Query OK, 1 row affected (0.01 sec)
Ensure the customer's details are in place by running the following
SELECT statement against the
customers table.
mysql> SELECT
customer_id,
first_name,
last_name,
phone
FROM customers;
Confirm the output below.
+-------------+------------+-----------+--------+
| customer_id | first_name | last_name | phone |
+-------------+------------+-----------+--------+
| 1 | JOHN | DOE | 111111 |
| 2 | MARY | SMITH | 222222 |
| 3 | JACOB | JAMES | 444444 |
| 4 | STEVE | JACKES | 888888 |
| 5 | MARY | SMITH | 222222 |
| 6 | RIAN | WHITE | 101010 |
| 7 | APPLE | GRABRIEL | 242424 |
| 8 | RIAN | WHITE | 101010 |
| 9 | JACOB | JAMES | 444444 |
| 10 | JOHN | DOE | 111111 |
+-------------+------------+-----------+--------+
10 rows in set (0.00 sec)
As you can see from the output above,
JOHN DOE's,
MARY SMITH's,
RIAN WHITE and
JACOB JAMES' records have been repeated. You can notice this difference by physically examining the output from the
SELECT statement above because you just have a few records in your table.
Your table might contain thousands or millions of records in a production environment, and finding and eliminating duplicates manually may not be a feasible solution. In the next step, you'll learn how to do this using a single SQL statement.
In MySQL, you can find the duplicate rows by executing a
GROUP BY clause against the target column and then using the
HAVING clause to check a group having more than
1 record.
For instance, to find duplicates in your sample
customers table, use the MySQL
CONCAT statement to concatenate the
first_name,
last_name and
phone fields to a single derived column that you'll use to group the records. Then, use the
HAVING clause to check any resulting group having multiple records.
When completed, your SQL syntax should be similar to the following statement.
mysql> SELECT
customer_id,
first_name,
last_name,
phone,
COUNT(CONCAT(first_name, last_name, phone)) as total_count
FROM
customers
GROUP BY
CONCAT(first_name, last_name, phone)
HAVING total_count > 1 ;
Execute the command above. Then, examine the output below. As you can see from the following list, the SQL command has retrieved all customers having more than one record.

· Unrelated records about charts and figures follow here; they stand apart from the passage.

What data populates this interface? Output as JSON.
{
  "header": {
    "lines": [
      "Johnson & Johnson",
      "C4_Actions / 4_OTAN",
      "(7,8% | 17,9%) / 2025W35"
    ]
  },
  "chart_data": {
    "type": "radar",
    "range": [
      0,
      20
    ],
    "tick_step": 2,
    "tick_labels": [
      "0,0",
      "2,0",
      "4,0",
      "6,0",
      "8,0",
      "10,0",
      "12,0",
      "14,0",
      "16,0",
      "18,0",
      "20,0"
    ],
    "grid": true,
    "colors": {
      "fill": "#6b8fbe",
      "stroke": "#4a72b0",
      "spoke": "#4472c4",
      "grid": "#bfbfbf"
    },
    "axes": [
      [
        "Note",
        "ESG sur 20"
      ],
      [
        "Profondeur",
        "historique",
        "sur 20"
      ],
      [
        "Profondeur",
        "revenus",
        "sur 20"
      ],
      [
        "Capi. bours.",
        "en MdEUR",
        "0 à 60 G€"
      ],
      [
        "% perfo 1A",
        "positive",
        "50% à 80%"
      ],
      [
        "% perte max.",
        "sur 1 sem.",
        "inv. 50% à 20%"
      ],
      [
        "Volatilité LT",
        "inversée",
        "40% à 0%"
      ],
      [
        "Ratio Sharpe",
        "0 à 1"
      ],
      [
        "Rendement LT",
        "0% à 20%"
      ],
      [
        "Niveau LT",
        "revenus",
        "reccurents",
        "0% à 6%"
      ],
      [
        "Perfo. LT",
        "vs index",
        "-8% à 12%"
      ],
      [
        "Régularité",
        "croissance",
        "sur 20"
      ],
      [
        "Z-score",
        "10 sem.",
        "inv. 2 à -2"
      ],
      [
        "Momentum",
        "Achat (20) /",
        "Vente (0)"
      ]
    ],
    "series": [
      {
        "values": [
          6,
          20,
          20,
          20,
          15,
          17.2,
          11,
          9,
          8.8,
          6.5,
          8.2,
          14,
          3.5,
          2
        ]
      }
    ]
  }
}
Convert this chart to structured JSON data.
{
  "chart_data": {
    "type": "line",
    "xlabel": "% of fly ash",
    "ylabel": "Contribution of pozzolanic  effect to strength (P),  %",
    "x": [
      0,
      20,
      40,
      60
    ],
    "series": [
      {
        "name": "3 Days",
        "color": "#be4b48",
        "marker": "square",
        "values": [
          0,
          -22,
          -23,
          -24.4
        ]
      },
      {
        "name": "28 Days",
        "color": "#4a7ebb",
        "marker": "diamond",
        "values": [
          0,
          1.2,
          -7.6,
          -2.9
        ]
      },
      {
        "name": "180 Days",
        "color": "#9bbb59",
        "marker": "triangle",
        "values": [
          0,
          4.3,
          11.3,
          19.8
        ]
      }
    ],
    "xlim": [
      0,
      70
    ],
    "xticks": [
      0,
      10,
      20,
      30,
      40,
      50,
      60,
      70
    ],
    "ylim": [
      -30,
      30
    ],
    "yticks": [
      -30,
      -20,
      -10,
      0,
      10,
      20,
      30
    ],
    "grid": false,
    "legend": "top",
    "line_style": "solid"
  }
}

+-------------+------------+-----------+--------+-------------+
| customer_id | first_name | last_name | phone | total_count |
+-------------+------------+-----------+--------+-------------+
| 1 | JOHN | DOE | 111111 | 2 |
| 2 | MARY | SMITH | 222222 | 2 |
| 3 | JACOB | JAMES | 444444 | 2 |
| 6 | RIAN | WHITE | 101010 | 2 |
+-------------+------------+-----------+--------+-------------+
4 rows in set (0.01 sec)
The next step is determining the rows that should remain when the duplicates are deleted. Use the command below to get the
PRIMARY KEYs of these rows.
mysql> SELECT MIN(customer_id)
FROM CUSTOMERS
GROUP BY CONCAT(first_name, last_name, phone);
Essentially, the MySQL
MIN() function returns the first record in each group of the customer's records when grouped by the concatenated column. If a customer name is repeated several times, the
MIN() function ensures that only the
PRIMARY KEY of the record that appears first for each group is retrieved, as shown below.
+------------------+
| MIN(customer_id) |
+------------------+
| 1 |
| 2 |
| 3 |
| 4 |
| 6 |
| 7 |
+------------------+
6 rows in set (0.00 sec)
Once you've determine your clean list of the
customer_ids, get rid of the duplicate rows by telling MySQL to delete all records from the
customers table(
DELETE FROM customers....)
EXCEPT those that appear in the whitelist. In other words, delete everything from the
customers table apart from the whitelisted records(
NOT IN).
Please note, in MySQL, you can't modify the same table when using a
SELECT command against it in the same SQL statement. To avoid encountering an error, nest the
....SELECT MIN()... statement one level deeper as shown below.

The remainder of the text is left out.